Orientation Day

A couple of things came to mind recently.

In my photographic life, we have shifted from a “portrait orientation for magazine cover” process to a “horizontal to match screens” expectation. e have also gone through several preferred formats to end up pretty much where we started.

In my formative years, you always had to shoot that portrait orientated cover shot image in each set. No good getting the cracker of an image in horizontal, that would only ever be a page sharer or maybe a centre fold if you were lucky, but without the cover shot to sell the mag, no-one was going to get to look in the centre.

Right shape for the shot on this occasion and used to help determine if the touch was made.

In my current role, I have to shoot mostly horizontally. This is because of the obvious landscape orientation of a screen, but also allows a portrait to be extracted as needed.

I find portrait mode better for long lenses though when shooting sport.

Half a cut off body with room each side in a horizontal composition makes little sense, but a tight top to bottom shot feels right even if too tight. You have the same sized subject at longer distances, but effectively gain the “height” to your image of a shorter lens used horizontally.

The action was too fast to switch to the camera with the shorter zoom, so I just followed and shot.

Another that would be pointless in horizontal.
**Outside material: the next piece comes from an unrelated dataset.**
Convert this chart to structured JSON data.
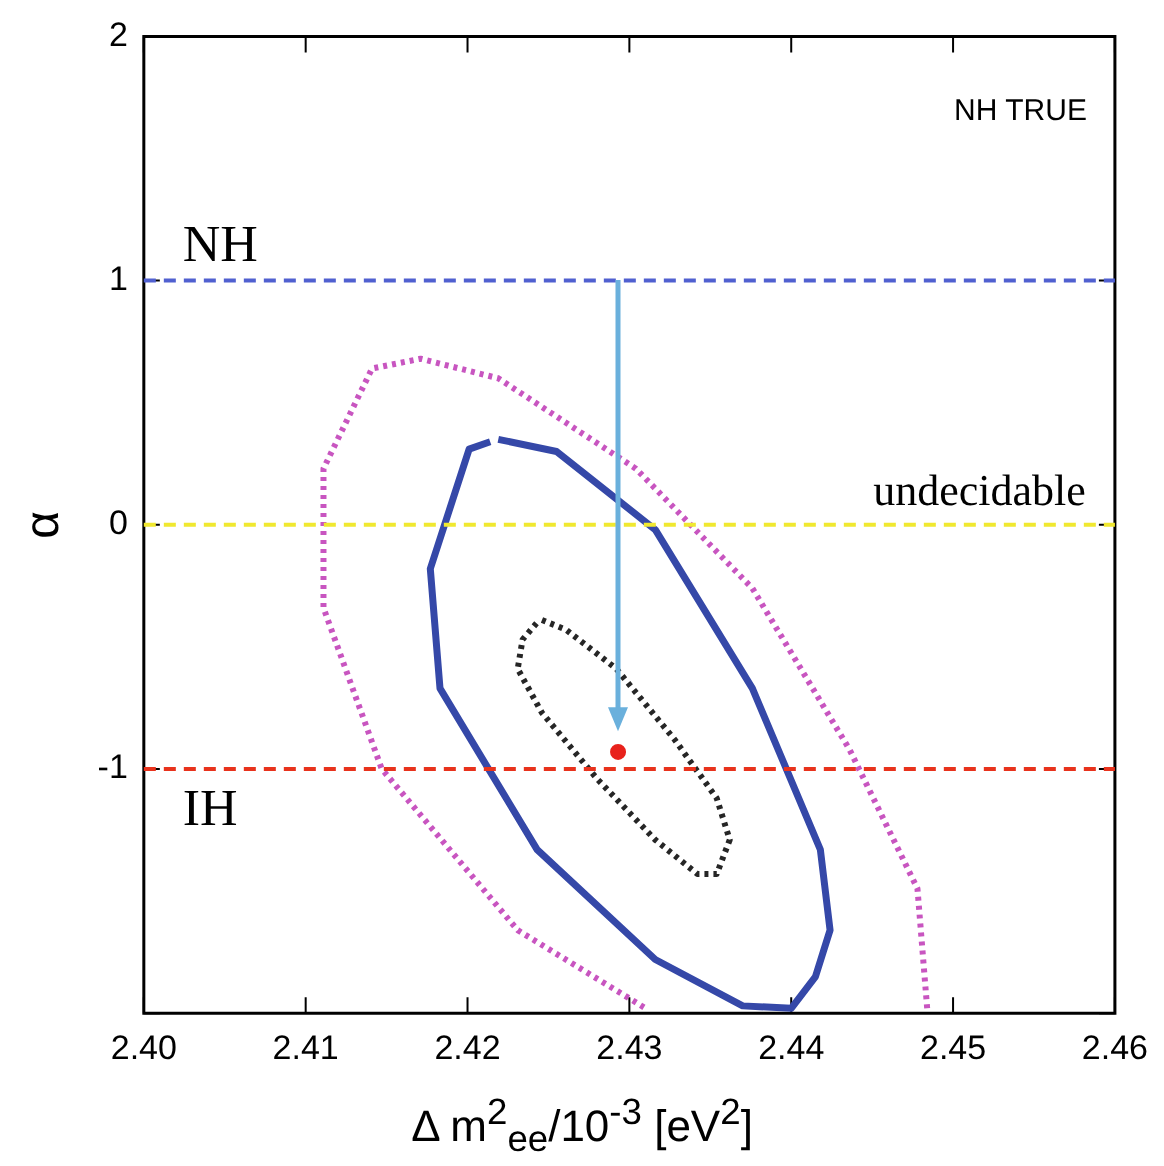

I am often surprised how close they can get with a 600mm equivalent pointed at them in this orientation. The next phase was a quick try.

4:3 ratio is older and more logical than the now common 3:2 ratio. When 3:2 reigned (35mm film), the risk was always that even your portrait shots would end up losing a little length (or height). Look at a national Geographic cover. They are 4:3 ratio. I am lucky I guess, that with 4:3 in a 3:2 world, I am closer to one of the true formats, square*.

*For me, there are only two formats, square and wide screen (16:9 or more). Sure was very popular with medium format shooters, who had quality to spare, because it could be effortlessly made horizontal or vertical. Wide screen is just more cinematic, dramatic and evocative.